El canto de las sirenas lo traspasaba todo, la pasión de los seducidos habría hecho saltar prisiones más fuertes que mástiles y cadenas. Ulises no pensó en eso, si bien quizá alguna vez, algo había llegado a sus oídos. Se confió por completo en aquel puñado de cera y en el manojo de cadenas. Contento con sus pequeñas estratagemas, navegó en pos de las sirenas con inocente alegría.
Sin embargo, las sirenas poseen un arma mucho más terrible que el canto: su silencio. No sucedió en realidad, pero es probable que alguien se hubiera salvado alguna vez de sus cantos, aunque nunca de su silencio. Ningún sentimiento terreno puede equipararse a la vanidad de haberlas vencido mediante las propias fuerzas.
En efecto, las terribles seductoras no cantaron cuando pasó Ulises; tal vez porque creyeron que a aquel enemigo sólo podía herirlo el silencio, tal vez porque el espectáculo de felicidad en el rostro de Ulises, quien sólo pensaba en ceras y cadenas les hizo olvidar toda canción.
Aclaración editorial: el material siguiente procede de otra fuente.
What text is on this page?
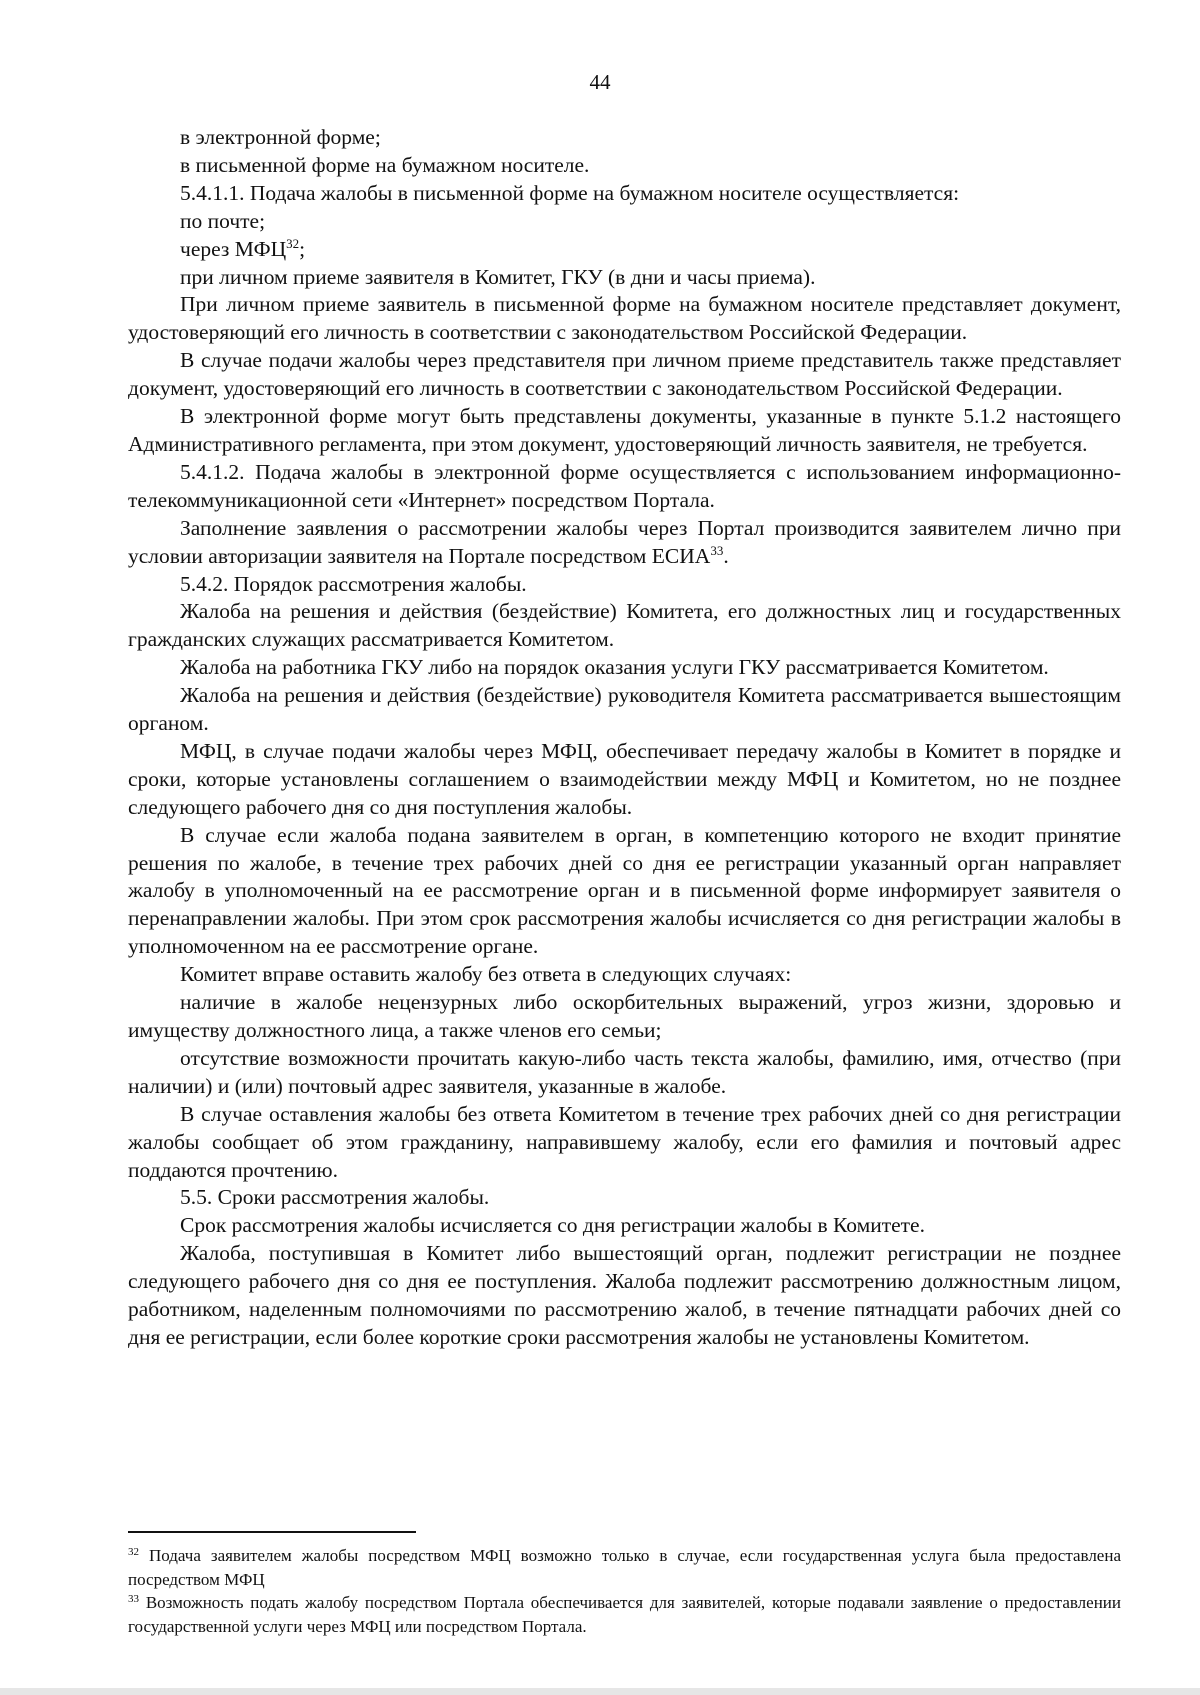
44

в электронной форме;

в письменной форме на бумажном носителе.

5.4.1.1. Подача жалобы в письменной форме на бумажном носителе осуществляется:

по почте;

через МФЦ$^{32}$;

при личном приеме заявителя в Комитет, ГКУ (в дни и часы приема).

При личном приеме заявитель в письменной форме на бумажном носителе представляет документ, удостоверяющий его личность в соответствии с законодательством Российской Федерации.

В случае подачи жалобы через представителя при личном приеме представитель также представляет документ, удостоверяющий его личность в соответствии с законодательством Российской Федерации.

В электронной форме могут быть представлены документы, указанные в пункте 5.1.2 настоящего Административного регламента, при этом документ, удостоверяющий личность заявителя, не требуется.

5.4.1.2. Подача жалобы в электронной форме осуществляется с использованием информационно-телекоммуникационной сети «Интернет» посредством Портала.

Заполнение заявления о рассмотрении жалобы через Портал производится заявителем лично при условии авторизации заявителя на Портале посредством ЕСИА$^{33}$.

5.4.2. Порядок рассмотрения жалобы.

Жалоба на решения и действия (бездействие) Комитета, его должностных лиц и государственных гражданских служащих рассматривается Комитетом.

Жалоба на работника ГКУ либо на порядок оказания услуги ГКУ рассматривается Комитетом.

Жалоба на решения и действия (бездействие) руководителя Комитета рассматривается вышестоящим органом.

МФЦ, в случае подачи жалобы через МФЦ, обеспечивает передачу жалобы в Комитет в порядке и сроки, которые установлены соглашением о взаимодействии между МФЦ и Комитетом, но не позднее следующего рабочего дня со дня поступления жалобы.

В случае если жалоба подана заявителем в орган, в компетенцию которого не входит принятие решения по жалобе, в течение трех рабочих дней со дня ее регистрации указанный орган направляет жалобу в уполномоченный на ее рассмотрение орган и в письменной форме информирует заявителя о перенаправлении жалобы. При этом срок рассмотрения жалобы исчисляется со дня регистрации жалобы в уполномоченном на ее рассмотрение органе.

Комитет вправе оставить жалобу без ответа в следующих случаях:

наличие в жалобе нецензурных либо оскорбительных выражений, угроз жизни, здоровью и имуществу должностного лица, а также членов его семьи;

отсутствие возможности прочитать какую-либо часть текста жалобы, фамилию, имя, отчество (при наличии) и (или) почтовый адрес заявителя, указанные в жалобе.

В случае оставления жалобы без ответа Комитетом в течение трех рабочих дней со дня регистрации жалобы сообщает об этом гражданину, направившему жалобу, если его фамилия и почтовый адрес поддаются прочтению.

5.5. Сроки рассмотрения жалобы.

Срок рассмотрения жалобы исчисляется со дня регистрации жалобы в Комитете.

Жалоба, поступившая в Комитет либо вышестоящий орган, подлежит регистрации не позднее следующего рабочего дня со дня ее поступления. Жалоба подлежит рассмотрению должностным лицом, работником, наделенным полномочиями по рассмотрению жалоб, в течение пятнадцати рабочих дней со дня ее регистрации, если более короткие сроки рассмотрения жалобы не установлены Комитетом.

$^{32}$ Подача заявителем жалобы посредством МФЦ возможно только в случае, если государственная услуга была предоставлена посредством МФЦ

$^{33}$ Возможность подать жалобу посредством Портала обеспечивается для заявителей, которые подавали заявление о предоставлении государственной услуги через МФЦ или посредством Портала.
Ulises (para expresarlo de alguna manera) no oyó el silencio. Estaba convencido de que ellas cantaban y que sólo él se hallaba a salvo. Fugazmente, vio primero las curvas de sus cuellos, la respiración profunda, los ojos llenos de lágrimas, los labios entreabiertos.
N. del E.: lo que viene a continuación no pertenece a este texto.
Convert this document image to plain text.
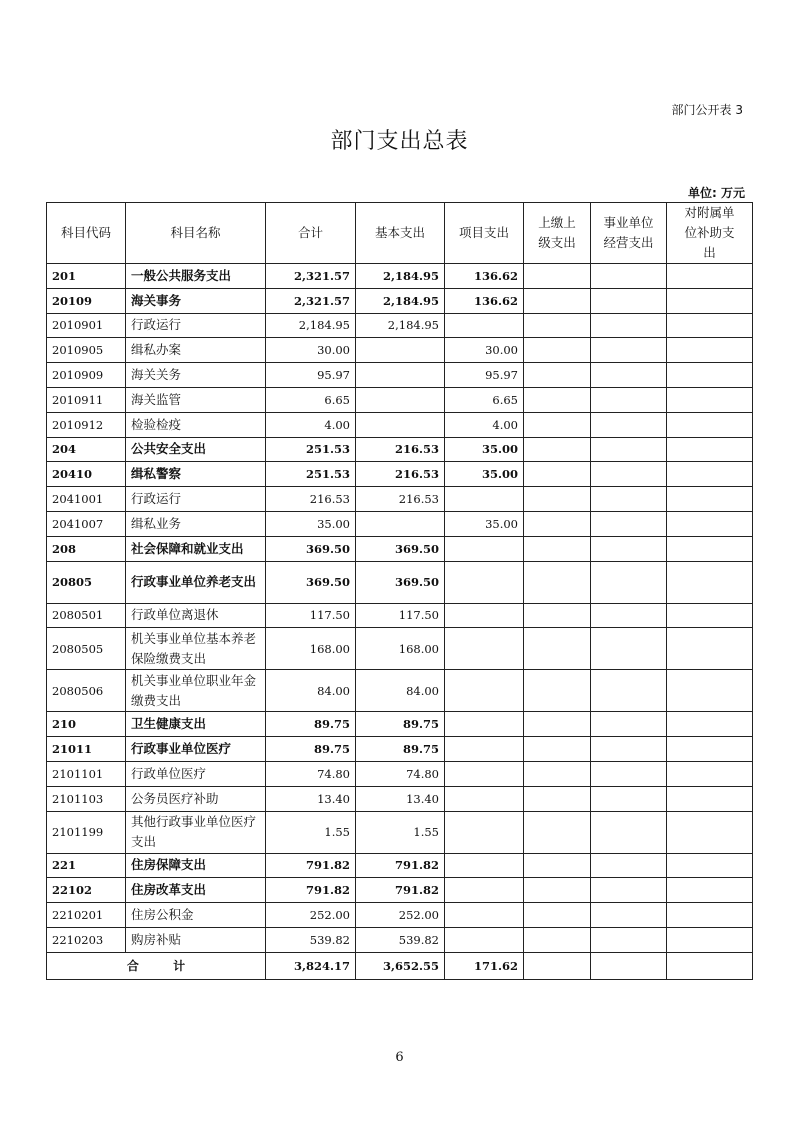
部门公开表 3
部门支出总表
单位: 万元
科目代码	科目名称	合计	基本支出	项目支出	上缴上级支出	事业单位经营支出	对附属单位补助支出
201	一般公共服务支出	2,321.57	2,184.95	136.62			
20109	海关事务	2,321.57	2,184.95	136.62			
2010901	行政运行	2,184.95	2,184.95				
2010905	缉私办案	30.00		30.00			
2010909	海关关务	95.97		95.97			
2010911	海关监管	6.65		6.65			
2010912	检验检疫	4.00		4.00			
204	公共安全支出	251.53	216.53	35.00			
20410	缉私警察	251.53	216.53	35.00			
2041001	行政运行	216.53	216.53				
2041007	缉私业务	35.00		35.00			
208	社会保障和就业支出	369.50	369.50				
20805	行政事业单位养老支出	369.50	369.50				
2080501	行政单位离退休	117.50	117.50				
2080505	机关事业单位基本养老保险缴费支出	168.00	168.00				
2080506	机关事业单位职业年金缴费支出	84.00	84.00				
210	卫生健康支出	89.75	89.75				
21011	行政事业单位医疗	89.75	89.75				
2101101	行政单位医疗	74.80	74.80				
2101103	公务员医疗补助	13.40	13.40				
2101199	其他行政事业单位医疗支出	1.55	1.55				
221	住房保障支出	791.82	791.82				
22102	住房改革支出	791.82	791.82				
2210201	住房公积金	252.00	252.00				
2210203	购房补贴	539.82	539.82				
合 计		3,824.17	3,652.55	171.62			
6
Creía que todo era parte de la melodía que fluía sorda en torno de él. El espectáculo comenzó a desvanecerse pronto; las sirenas se esfumaron de su horizonte personal, y precisamente cuando se hallaba más próximo, ya no supo más acerca de ellas.
Y ellas, más hermosas que nunca, se estiraban, se contoneaban. Desplegaban sus húmedas cabelleras al viento, abrían sus garras acariciando la roca. Ya no pretendían seducir, tan sólo querían atrapar por un momento más el fulgor de los grandes ojos de Ulises.
Si las sirenas hubieran tenido conciencia, habrían desaparecido aquel día. Pero ellas permanecieron y Ulises escapó.
La tradición añade un comentario a la historia. Se dice que Ulises era tan astuto, tan ladino, que incluso los dioses del destino eran incapaces de penetrar en su fuero interno. Por más que esto sea inconcebible para la mente humana, tal vez Ulises supo del silencio de las sirenas y tan sólo representó tamaña farsa para ellas y para los dioses, en cierta manera a modo de escudo.